The effects of airway pressure and volume can be addressed separately.
The inspiratory positive pressure is transmitted to the right atrium (RA) and vena cava and below the diaphragm to the abdominal district. A direct compression of the great veins in the cardiac fossa and of the RA wall by the lungs must also be taken into account. This process causes a reduction in the venous return to the right heart [6] due to an increase in the difference between the transpulmonary pressure (TP) and filling pressure, which represents the gradient for the venous return. Such a reduction in the RV preload causes a reduction in the RV stroke volume and then a reduction in the cardiac output.
A specific aspect related to the effects of ventilatory pressure in the setting of mechanical ventilation in ARDS patients regards the decreased lung compliance that such a disease carries [7, 8]. In fact, a reduction in lung compliance leads to a reduced transmission of inspiratory positive pressure, with potentially fewer haemodynamic effects.

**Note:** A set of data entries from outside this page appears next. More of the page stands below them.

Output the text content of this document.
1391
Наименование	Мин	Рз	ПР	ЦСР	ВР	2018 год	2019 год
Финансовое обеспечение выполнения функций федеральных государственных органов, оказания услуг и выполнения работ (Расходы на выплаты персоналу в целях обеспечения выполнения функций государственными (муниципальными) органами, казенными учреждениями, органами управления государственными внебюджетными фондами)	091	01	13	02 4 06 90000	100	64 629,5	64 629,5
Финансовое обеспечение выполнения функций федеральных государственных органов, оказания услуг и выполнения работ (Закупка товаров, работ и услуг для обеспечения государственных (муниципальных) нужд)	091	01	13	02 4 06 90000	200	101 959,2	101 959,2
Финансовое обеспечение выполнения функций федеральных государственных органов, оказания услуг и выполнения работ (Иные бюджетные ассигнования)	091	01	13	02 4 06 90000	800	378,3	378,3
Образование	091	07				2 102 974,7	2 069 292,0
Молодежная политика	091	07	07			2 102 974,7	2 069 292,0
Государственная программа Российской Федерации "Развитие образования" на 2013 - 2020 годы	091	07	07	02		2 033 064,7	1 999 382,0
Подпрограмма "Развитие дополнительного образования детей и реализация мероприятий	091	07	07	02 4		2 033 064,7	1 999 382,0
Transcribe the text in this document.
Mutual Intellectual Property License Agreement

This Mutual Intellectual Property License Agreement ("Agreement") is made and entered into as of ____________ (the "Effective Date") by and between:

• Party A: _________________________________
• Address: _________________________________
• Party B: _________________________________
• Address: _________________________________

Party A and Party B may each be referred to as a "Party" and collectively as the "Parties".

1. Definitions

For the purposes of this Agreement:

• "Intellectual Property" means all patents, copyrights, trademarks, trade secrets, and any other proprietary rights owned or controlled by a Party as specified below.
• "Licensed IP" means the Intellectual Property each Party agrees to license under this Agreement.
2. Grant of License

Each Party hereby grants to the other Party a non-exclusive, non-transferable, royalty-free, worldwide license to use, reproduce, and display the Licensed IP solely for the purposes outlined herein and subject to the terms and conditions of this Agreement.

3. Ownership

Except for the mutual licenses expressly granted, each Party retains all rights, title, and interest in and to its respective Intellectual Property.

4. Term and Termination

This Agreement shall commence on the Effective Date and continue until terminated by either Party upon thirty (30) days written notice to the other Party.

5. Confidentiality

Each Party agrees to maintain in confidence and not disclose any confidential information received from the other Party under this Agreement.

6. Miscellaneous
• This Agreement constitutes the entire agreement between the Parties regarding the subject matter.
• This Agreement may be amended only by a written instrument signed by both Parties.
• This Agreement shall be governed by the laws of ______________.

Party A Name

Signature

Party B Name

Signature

However, if a patient with ARDS is kept at a constant tidal volume (TV), then his/her airway pressure will be increased regardless if compared to baseline healthy conditions; thus, both the intrathoracic pressure and the right heart pressure will increase and cause a reduction in the venous return. Therefore, despite a reduction in lung compliance in ARDS, the haemodynamic consequences of H-L interactions under mechanical positive pressure ventilation cannot be excluded.